Logic and Proof
One way to modify a statement is to negate it. This just means to say the statement isn't true (which, in case you were wondering, isn't the same as having an argument). For example, the negation of, "Bacon is delicious," would be, "It is not true that bacon is delicious," or more simply, "Bacon is not delicious." That's a silly example to use though, because everyone knows bacon is delicious.
Mathematical negation differs a bit from our negation in everyday English. For example, if you say to your friend in a heated argument, "I don't think Edward can even compare to that dreamy Jacob," you really mean, "I think Edward is ugly and Jacob is a were-hottie."
However, when a mathematician says, "I don't think Edward can even compare to that dreamy Jacob," she is actually saying that the two cannot be compared. Who knows what she actually thinks? She may think they are both ugly, or that neither is actually hot, but that each is attractive in their own unique way. (Actually, she is probably busy working on some groundbreaking theorem while everybody around her is pestering her with vampire gossip.)
The bottom line is that negations don't allow us to conclude very much.

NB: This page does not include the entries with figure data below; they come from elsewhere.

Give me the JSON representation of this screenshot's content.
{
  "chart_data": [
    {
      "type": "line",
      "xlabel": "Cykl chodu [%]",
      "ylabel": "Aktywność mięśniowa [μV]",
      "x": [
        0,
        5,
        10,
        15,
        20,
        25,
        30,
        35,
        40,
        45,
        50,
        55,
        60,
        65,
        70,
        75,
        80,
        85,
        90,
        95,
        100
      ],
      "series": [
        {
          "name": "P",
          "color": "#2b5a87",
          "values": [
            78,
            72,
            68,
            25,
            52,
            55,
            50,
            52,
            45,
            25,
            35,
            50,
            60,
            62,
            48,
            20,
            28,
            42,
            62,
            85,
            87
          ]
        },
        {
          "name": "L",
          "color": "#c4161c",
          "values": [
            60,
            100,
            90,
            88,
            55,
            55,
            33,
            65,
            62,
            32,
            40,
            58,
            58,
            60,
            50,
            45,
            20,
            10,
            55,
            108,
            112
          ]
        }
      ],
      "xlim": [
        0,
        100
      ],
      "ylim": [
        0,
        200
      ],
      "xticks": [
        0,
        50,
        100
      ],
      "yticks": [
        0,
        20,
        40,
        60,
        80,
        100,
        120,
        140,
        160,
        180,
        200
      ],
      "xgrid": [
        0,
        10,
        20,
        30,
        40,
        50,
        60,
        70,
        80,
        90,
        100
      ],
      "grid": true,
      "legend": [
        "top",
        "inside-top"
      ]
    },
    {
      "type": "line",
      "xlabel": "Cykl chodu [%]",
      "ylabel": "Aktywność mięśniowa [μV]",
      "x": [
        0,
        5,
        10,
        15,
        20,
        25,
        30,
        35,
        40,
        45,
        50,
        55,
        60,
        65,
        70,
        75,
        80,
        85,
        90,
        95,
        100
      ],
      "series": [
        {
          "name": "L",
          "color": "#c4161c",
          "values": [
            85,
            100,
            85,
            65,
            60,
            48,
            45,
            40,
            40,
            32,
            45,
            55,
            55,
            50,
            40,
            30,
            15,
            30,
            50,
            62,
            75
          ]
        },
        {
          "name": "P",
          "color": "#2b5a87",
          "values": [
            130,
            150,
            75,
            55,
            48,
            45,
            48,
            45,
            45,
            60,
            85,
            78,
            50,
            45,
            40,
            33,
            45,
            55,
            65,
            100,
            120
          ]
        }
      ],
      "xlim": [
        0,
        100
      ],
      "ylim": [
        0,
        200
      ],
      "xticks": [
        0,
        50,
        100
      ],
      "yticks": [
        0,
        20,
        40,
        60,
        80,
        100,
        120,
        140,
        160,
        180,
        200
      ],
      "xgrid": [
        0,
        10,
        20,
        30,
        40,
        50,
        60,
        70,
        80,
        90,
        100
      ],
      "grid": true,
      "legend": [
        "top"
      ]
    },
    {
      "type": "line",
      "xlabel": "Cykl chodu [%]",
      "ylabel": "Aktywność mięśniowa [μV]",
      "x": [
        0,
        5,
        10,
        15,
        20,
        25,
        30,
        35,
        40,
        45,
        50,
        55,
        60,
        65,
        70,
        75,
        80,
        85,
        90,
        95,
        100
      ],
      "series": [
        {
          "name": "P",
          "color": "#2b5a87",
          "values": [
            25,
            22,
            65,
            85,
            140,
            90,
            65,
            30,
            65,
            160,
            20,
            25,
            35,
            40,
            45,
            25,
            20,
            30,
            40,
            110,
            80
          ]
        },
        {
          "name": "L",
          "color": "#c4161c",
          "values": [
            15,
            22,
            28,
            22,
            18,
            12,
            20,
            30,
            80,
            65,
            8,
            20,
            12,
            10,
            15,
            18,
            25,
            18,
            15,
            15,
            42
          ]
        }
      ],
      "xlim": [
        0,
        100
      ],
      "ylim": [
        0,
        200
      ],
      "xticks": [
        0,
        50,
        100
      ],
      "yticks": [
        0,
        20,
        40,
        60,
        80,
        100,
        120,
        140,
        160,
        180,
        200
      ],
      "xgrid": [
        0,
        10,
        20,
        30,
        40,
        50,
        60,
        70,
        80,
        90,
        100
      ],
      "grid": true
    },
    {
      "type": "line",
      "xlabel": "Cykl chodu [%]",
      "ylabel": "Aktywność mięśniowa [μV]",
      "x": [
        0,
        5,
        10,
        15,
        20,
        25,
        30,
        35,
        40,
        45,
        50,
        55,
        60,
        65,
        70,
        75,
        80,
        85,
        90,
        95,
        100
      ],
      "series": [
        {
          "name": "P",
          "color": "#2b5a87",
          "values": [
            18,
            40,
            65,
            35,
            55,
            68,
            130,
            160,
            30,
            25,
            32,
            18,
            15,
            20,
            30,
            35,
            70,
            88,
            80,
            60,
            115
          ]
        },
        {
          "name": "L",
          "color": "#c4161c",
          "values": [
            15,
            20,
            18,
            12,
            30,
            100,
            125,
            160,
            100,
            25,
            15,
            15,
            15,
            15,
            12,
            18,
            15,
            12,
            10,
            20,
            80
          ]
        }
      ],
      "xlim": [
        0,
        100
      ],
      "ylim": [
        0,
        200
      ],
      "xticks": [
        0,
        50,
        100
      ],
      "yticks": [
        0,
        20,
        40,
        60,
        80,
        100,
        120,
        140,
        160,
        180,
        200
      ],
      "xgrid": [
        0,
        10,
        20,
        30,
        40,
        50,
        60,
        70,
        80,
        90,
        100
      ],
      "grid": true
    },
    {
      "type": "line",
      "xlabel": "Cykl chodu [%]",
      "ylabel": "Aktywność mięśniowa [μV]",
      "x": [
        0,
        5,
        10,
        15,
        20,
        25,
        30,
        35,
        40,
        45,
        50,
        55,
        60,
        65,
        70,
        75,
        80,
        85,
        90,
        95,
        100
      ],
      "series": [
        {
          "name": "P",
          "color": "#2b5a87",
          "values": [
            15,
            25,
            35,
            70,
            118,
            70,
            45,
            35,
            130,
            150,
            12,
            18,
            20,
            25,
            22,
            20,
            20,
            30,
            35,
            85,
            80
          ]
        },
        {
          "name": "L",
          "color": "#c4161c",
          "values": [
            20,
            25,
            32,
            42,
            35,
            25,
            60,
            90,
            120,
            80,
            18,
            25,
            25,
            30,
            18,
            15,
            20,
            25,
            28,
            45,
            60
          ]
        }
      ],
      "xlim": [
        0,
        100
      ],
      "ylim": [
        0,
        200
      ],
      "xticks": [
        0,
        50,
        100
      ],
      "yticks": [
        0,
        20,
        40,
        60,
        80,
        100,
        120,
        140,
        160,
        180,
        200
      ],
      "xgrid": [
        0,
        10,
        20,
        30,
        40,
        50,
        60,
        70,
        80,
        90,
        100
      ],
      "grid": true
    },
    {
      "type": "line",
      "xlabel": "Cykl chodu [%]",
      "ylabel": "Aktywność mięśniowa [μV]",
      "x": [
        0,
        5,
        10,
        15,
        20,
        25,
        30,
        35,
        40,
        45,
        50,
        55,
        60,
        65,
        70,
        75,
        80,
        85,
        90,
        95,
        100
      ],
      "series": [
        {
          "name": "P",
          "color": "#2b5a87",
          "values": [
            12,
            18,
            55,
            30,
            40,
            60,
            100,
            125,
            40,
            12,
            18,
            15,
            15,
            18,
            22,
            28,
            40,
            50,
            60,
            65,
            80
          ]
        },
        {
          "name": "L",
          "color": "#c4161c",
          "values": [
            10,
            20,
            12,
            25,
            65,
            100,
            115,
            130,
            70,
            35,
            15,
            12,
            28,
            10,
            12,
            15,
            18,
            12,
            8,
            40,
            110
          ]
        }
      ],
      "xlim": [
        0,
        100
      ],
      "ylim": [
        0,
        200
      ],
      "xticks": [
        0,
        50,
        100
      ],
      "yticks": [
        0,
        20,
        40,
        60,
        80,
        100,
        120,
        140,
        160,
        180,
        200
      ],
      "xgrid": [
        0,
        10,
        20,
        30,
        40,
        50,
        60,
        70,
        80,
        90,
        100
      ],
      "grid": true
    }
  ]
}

Even the simple act of negation can get really complicated really quickly. Consider the statement, "This statement is not true." Is it true, or isn't it? If it's true, then we can trust what it says. But… that means that it's false. Similarly, when it's false, that means it's true. There's no way to make any sense of this madness! What ever will we do?
While this seems like a fluke, it has pestered both linguists and logicians for centuries. Modern mathematicians have developed a formal way of avoiding such conundrums by putting up restrictions on the kind of statements they can make (another victory for censorship). We should probably do the same, since statements like that just cause headaches.